Friday, December 16, 2011

FEAR OF MASS HUNGER IN SWAZILAND

Most of Swaziland’s 1.1 million people will need foreign food aid to fend off hunger this year.


And, the feudal system in Swaziland where chiefs rule is a major blame for this, according to a report by the IRIN news agency.


IRIN reports that poor rains this year will lead to bad crops. ‘The country will slide back into the need for food assistance for a majority of the population,’ Thembumenzi Dube, an Agriculture Ministry economist, told IRIN.


Rains failed during the October (2011) planting season in the usually productive central middleveld, as well as the generally drought-prone eastern and southern regions. The virtual absence of irrigation systems makes the country all the more dependent on the right amount of rain falling at the right time.

In the 1970s Swaziland was a net exporter of food, but since the early 1990s the country has been dependent on donor assistance to greater or lesser degrees. In 2010 about one in 10 Swazis depended on food aid.

‘The last three to four years had already shown signs of steadily increasing staple food crop production but this season will be bad compared to last year. Of course in some cases farmers can still grow other food crops such as sweet potatoes and sugar beans but the risk remains high with limited rainfall,’ Dube told IRIN.

About two thirds or more of the population rely on subsistence farming, although agriculture accounts for only 7.9 percent of gross domestic product.

‘The problem is that 70 percent of the population live as peasant farmers on communal Swazi Nation Land [SNL] which is operated under a system of chiefs. They practice the farming methods of their ancestors. No irrigation and little by way of fertilizer. They just drop in seeds and hope for rain. The failure to modernize will have its effects felt again this year,’ Charles Ndwandwe, a manager at a food distribution centre in the central Manzini region, told IRIN.


About 10 percent of the country is arable, and less than 1 percent of this land is used for export crops like pineapples and sugar cane.

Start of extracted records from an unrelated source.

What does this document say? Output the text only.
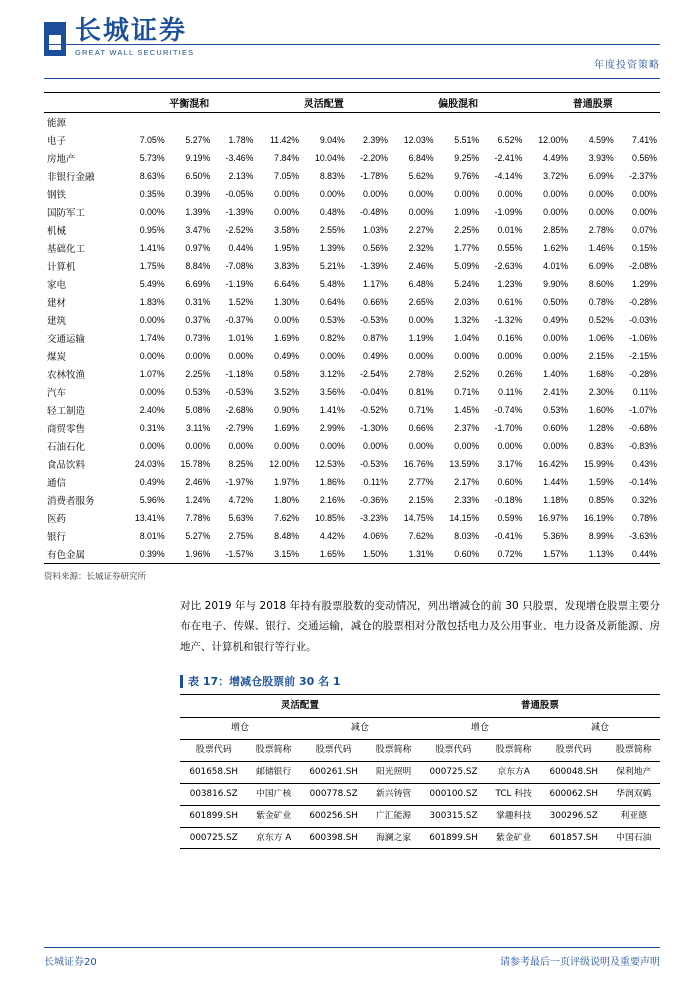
长城证券
GREAT WALL SECURITIES
年度投资策略
	平衡混和			灵活配置			偏股混和			普通股票		
能源												
电子	7.05%	5.27%	1.78%	11.42%	9.04%	2.39%	12.03%	5.51%	6.52%	12.00%	4.59%	7.41%
房地产	5.73%	9.19%	-3.46%	7.84%	10.04%	-2.20%	6.84%	9.25%	-2.41%	4.49%	3.93%	0.56%
非银行金融	8.63%	6.50%	2.13%	7.05%	8.83%	-1.78%	5.62%	9.76%	-4.14%	3.72%	6.09%	-2.37%
钢铁	0.35%	0.39%	-0.05%	0.00%	0.00%	0.00%	0.00%	0.00%	0.00%	0.00%	0.00%	0.00%
国防军工	0.00%	1.39%	-1.39%	0.00%	0.48%	-0.48%	0.00%	1.09%	-1.09%	0.00%	0.00%	0.00%
机械	0.95%	3.47%	-2.52%	3.58%	2.55%	1.03%	2.27%	2.25%	0.01%	2.85%	2.78%	0.07%
基础化工	1.41%	0.97%	0.44%	1.95%	1.39%	0.56%	2.32%	1.77%	0.55%	1.62%	1.46%	0.15%
计算机	1.75%	8.84%	-7.08%	3.83%	5.21%	-1.39%	2.46%	5.09%	-2.63%	4.01%	6.09%	-2.08%
家电	5.49%	6.69%	-1.19%	6.64%	5.48%	1.17%	6.48%	5.24%	1.23%	9.90%	8.60%	1.29%
建材	1.83%	0.31%	1.52%	1.30%	0.64%	0.66%	2.65%	2.03%	0.61%	0.50%	0.78%	-0.28%
建筑	0.00%	0.37%	-0.37%	0.00%	0.53%	-0.53%	0.00%	1.32%	-1.32%	0.49%	0.52%	-0.03%
交通运输	1.74%	0.73%	1.01%	1.69%	0.82%	0.87%	1.19%	1.04%	0.16%	0.00%	1.06%	-1.06%
煤炭	0.00%	0.00%	0.00%	0.49%	0.00%	0.49%	0.00%	0.00%	0.00%	0.00%	2.15%	-2.15%
农林牧渔	1.07%	2.25%	-1.18%	0.58%	3.12%	-2.54%	2.78%	2.52%	0.26%	1.40%	1.68%	-0.28%
汽车	0.00%	0.53%	-0.53%	3.52%	3.56%	-0.04%	0.81%	0.71%	0.11%	2.41%	2.30%	0.11%
轻工制造	2.40%	5.08%	-2.68%	0.90%	1.41%	-0.52%	0.71%	1.45%	-0.74%	0.53%	1.60%	-1.07%
商贸零售	0.31%	3.11%	-2.79%	1.69%	2.99%	-1.30%	0.66%	2.37%	-1.70%	0.60%	1.28%	-0.68%
石油石化	0.00%	0.00%	0.00%	0.00%	0.00%	0.00%	0.00%	0.00%	0.00%	0.00%	0.83%	-0.83%
食品饮料	24.03%	15.78%	8.25%	12.00%	12.53%	-0.53%	16.76%	13.59%	3.17%	16.42%	15.99%	0.43%
通信	0.49%	2.46%	-1.97%	1.97%	1.86%	0.11%	2.77%	2.17%	0.60%	1.44%	1.59%	-0.14%
消费者服务	5.96%	1.24%	4.72%	1.80%	2.16%	-0.36%	2.15%	2.33%	-0.18%	1.18%	0.85%	0.32%
医药	13.41%	7.78%	5.63%	7.62%	10.85%	-3.23%	14.75%	14.15%	0.59%	16.97%	16.19%	0.78%
银行	8.01%	5.27%	2.75%	8.48%	4.42%	4.06%	7.62%	8.03%	-0.41%	5.36%	8.99%	-3.63%
有色金属	0.39%	1.96%	-1.57%	3.15%	1.65%	1.50%	1.31%	0.60%	0.72%	1.57%	1.13%	0.44%
资料来源：长城证券研究所
对比 2019 年与 2018 年持有股票股数的变动情况，列出增减仓的前 30 只股票，发现增仓股票主要分布在电子、传媒、银行、交通运输，减仓的股票相对分散包括电力及公用事业、电力设备及新能源、房地产、计算机和银行等行业。
表 17： 增减仓股票前 30 名 1
灵活配置				普通股票			
增仓		减仓		增仓		减仓	
股票代码	股票简称	股票代码	股票简称	股票代码	股票简称	股票代码	股票简称
601658.SH	邮储银行	600261.SH	阳光照明	000725.SZ	京东方A	600048.SH	保利地产
003816.SZ	中国广核	000778.SZ	新兴铸管	000100.SZ	TCL 科技	600062.SH	华润双鹤
601899.SH	紫金矿业	600256.SH	广汇能源	300315.SZ	掌趣科技	300296.SZ	利亚德
000725.SZ	京东方 A	600398.SH	海澜之家	601899.SH	紫金矿业	601857.SH	中国石油
长城证券20	请参考最后一页评级说明及重要声明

The remaining arable land lies on SNL, where small-scale farmers depend on rain-fed agriculture. People live on the land without secure tenure or title deeds, and chiefs can evict people at will.

Without title deeds, SNL farmers cannot use their land as collateral to secure loans for irrigation equipment or other land improvements. Land reform proposals call for Swazis to be ‘owners [of land] rather than squatters’ with the aim of driving forward agricultural modernization.

However, land reform faces stiff political opposition: King Mswati III, sub-Saharan Africa’s last absolute monarch, imposes his authority through the chiefs’ system, and providing secure land tenure would undermine his rule, according to analysts.